We need to calculate i, where o is our unknown so for i (which is a diagonal measurement),
We will need the size of the pixel on the ccd this will in micrometres or µm you will need to find this information out, For know we will take it as being 14um which is standard for a midrange area scan camera.
So first we need to work out i horizontal dimension (ih) which is the number of pixels of the width of the camera multiplied by the size of the ccd pixel (We will use 640 x 320)
so: ih = 640*14um = 8960um
= 8960/1000 = 8.96mm
Now we need i vertical dimension (iv) same process but height
so: iv = (320 * 14um) / 1000 = 4.48mm
Now i is found by Pythagorean theorem Pythagorean theorem a^2 + b^2 = c^2
so: i = sqrt(ih^2 _ iv^2)
= 10.02 mm
Now we will assume we have a 28 mm lens. Again, this exact value will have to be found out. So our equation is rearranged to give us o is:
o = (i * d) / f
Remember o will be diagonal (we will assume of object or point is 50mm away):
o = (10.02mm * 50mm) / 28mm
17.89mm
Now we need to work out o horizontal dimension (oh) and o vertical dimension (ov) as this will give us the distance per pixel that the object has moved. Now as FOV α CCD or i is directly proportional to o we will work out a ratio k
k = i/o
= 10.02 / 17.89
= 0.56
so:
o horizontal dimension (oh):
oh = ih / k
= 8.96mm / 0.56 = 16mm per pixel
o vertical dimension (ov):
ov = iv / k
= 4.48mm / 0.56 = 8mm per pixel
Now we have the constants we require, let's use it in an example. If our object at 50mm moves from position (0,0) to (2,4) then the measurements in real life are:
(2*16mm , 4*8mm) = (32mm,32mm)
Again, a Pythagorean theorem: a^2 + b^2 = c^2
Total distance = sqrt(32^2 + 32^2)
= 45.25mm
Complicated I know, but once you have this in a program it's easier. So for every point you will have to repeat at least half the process as d will change on therefore o for every point your examining.

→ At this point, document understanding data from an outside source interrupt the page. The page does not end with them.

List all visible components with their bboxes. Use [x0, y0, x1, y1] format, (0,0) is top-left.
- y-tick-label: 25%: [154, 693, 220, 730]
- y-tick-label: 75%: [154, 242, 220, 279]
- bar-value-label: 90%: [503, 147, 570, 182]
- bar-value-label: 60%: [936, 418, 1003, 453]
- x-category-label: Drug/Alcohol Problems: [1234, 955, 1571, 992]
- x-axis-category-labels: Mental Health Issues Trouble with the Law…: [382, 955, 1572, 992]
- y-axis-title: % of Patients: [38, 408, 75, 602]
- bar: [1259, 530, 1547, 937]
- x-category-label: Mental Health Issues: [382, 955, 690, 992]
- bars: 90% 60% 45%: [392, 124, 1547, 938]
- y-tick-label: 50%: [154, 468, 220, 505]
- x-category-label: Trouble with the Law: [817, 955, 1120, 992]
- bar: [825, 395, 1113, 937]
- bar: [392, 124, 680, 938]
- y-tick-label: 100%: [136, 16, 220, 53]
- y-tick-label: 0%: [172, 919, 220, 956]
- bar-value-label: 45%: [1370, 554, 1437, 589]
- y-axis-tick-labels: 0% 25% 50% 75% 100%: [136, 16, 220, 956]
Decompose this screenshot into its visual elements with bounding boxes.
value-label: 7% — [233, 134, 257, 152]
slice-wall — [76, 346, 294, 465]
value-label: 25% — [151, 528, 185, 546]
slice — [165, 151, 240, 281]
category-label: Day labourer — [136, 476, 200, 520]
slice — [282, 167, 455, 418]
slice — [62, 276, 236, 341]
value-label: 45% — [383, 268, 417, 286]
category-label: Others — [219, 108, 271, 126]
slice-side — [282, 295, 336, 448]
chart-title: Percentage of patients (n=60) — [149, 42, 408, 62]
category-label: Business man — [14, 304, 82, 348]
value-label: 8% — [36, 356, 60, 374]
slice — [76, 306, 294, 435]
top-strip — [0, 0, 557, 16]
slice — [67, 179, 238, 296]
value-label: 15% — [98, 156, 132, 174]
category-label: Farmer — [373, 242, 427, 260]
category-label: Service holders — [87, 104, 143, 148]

Hope this gets you on your way,
Cheers
Chris
I am currently trying to figure out a way to calcute the size of a given object with kinect
since I have the following data
angular field of view of the lens
distance
and width in pixels from a 800*600 resolution
I believe this can be possible to calculate. Does anyone has math skills to give me a little help?
With some trigonometry, it should be possible to approximate.
If you draw a right trangle ABC, with the camera at one of the legs (A), and the object at the far end (edge BC), where the right angle is (C), then the height of the object is going to be the height of leg BC. the distance to the pixel might be the distance of leg AC or AB. The Kinect sensor specifications are going to regulate that. If you get distance to the center of a pixel, then it will be AC. if you have distances to pixel corners then the distance will be AB.
With A representing the angle at the camera that the pixel takes up, d is the distance of the hypotenuse of a right angle and y is the distance of the far leg (edge BC):
sin(A) = y / d
y = d sin(A)
y is the length of the pixel projected into the object plane. You calculate it by multiplying the sin of the angel by the distance to the object.
Here I confess I do not know the API of the kinect, and what level of detail it provides. You say you have the angle of the field of vision. You might assume each pixel of your 800x600 pixel grid takes up an equal angle of your camera's field of vision. If you do, then you can break up that field of vision into equal pieces to measure the linear size of your object in each pixel.
You also mentioned that you have the distance to the object. I was assuming that you have a distance map for each pixel of the 800x600 grid. If this is incorrect, some calculations can be done to approximate a distance grid for the pixels involving the object of interest if you make some assumptions about the object being measured.